28.3.08

Edinburgh



After our trip to St Andrew's, Laura and I went to Edinburgh, my second trip there in a year- I saw in the New Year with Tyler on the edges of a wind-blown Castle Street. This time the weather was much nicer, a crisp sort of autumn day that was still a little too early in the year to be that cool.
As always, the castle was the centrepiece of the town, which we visited this time around. Along with all of the other phases of the building- the old chapel, the practical defences and the Victorian nationalism of the museum buildings, are touches of the community of soldiers who were based here. A small corner of a lower bastion is a graveyard for the dogs of the regiments, including one for a dog named Scamp, which might be visible below. Tom the Gun, the soldier who's fired the one o'clock cannon for some years, now has his own brand of whisky, and his face on all of the signs explaining the whole custom. We left the castle with enough time for Laura to be terrified on Prince's Street when the gun went off.

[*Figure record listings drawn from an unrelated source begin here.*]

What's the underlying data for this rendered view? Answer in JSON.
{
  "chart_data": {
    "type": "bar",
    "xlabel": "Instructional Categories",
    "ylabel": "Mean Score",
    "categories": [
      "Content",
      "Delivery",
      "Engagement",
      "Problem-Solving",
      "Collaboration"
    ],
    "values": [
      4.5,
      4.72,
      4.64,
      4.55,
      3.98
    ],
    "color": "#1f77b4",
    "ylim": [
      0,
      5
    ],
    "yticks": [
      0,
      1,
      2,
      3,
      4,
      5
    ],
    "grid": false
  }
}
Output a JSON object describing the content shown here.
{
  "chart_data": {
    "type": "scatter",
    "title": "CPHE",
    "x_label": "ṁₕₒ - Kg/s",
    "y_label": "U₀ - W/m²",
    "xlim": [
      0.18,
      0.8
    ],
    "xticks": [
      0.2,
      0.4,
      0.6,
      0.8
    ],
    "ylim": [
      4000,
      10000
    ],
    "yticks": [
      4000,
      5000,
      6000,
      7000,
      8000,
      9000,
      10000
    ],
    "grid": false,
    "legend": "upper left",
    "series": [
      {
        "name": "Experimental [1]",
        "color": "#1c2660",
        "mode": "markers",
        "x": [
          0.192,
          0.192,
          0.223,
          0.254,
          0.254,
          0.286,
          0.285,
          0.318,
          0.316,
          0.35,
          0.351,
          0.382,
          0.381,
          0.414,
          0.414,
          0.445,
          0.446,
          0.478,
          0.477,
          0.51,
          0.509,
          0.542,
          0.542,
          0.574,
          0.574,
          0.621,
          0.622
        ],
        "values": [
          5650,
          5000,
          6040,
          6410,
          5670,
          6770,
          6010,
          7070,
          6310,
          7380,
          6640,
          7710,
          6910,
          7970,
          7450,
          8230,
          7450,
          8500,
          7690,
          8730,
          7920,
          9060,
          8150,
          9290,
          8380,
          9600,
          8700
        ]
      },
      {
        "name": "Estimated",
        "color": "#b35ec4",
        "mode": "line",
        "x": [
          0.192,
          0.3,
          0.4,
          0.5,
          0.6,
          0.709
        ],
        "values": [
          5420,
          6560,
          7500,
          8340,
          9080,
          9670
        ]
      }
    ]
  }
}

In the museum quarter was this Andy Warhol exhibit we missed in favour of a locally famous picture of a skating clergyman, and spent a surprising amount of time in the (rather good) park-level expansion's gift shop.
As for me, I was especially struck by how tall the old buildings could be, and how dense the old town must have been. At times there must have been eight or ten floors above, which I think does qualify as a skyscraper.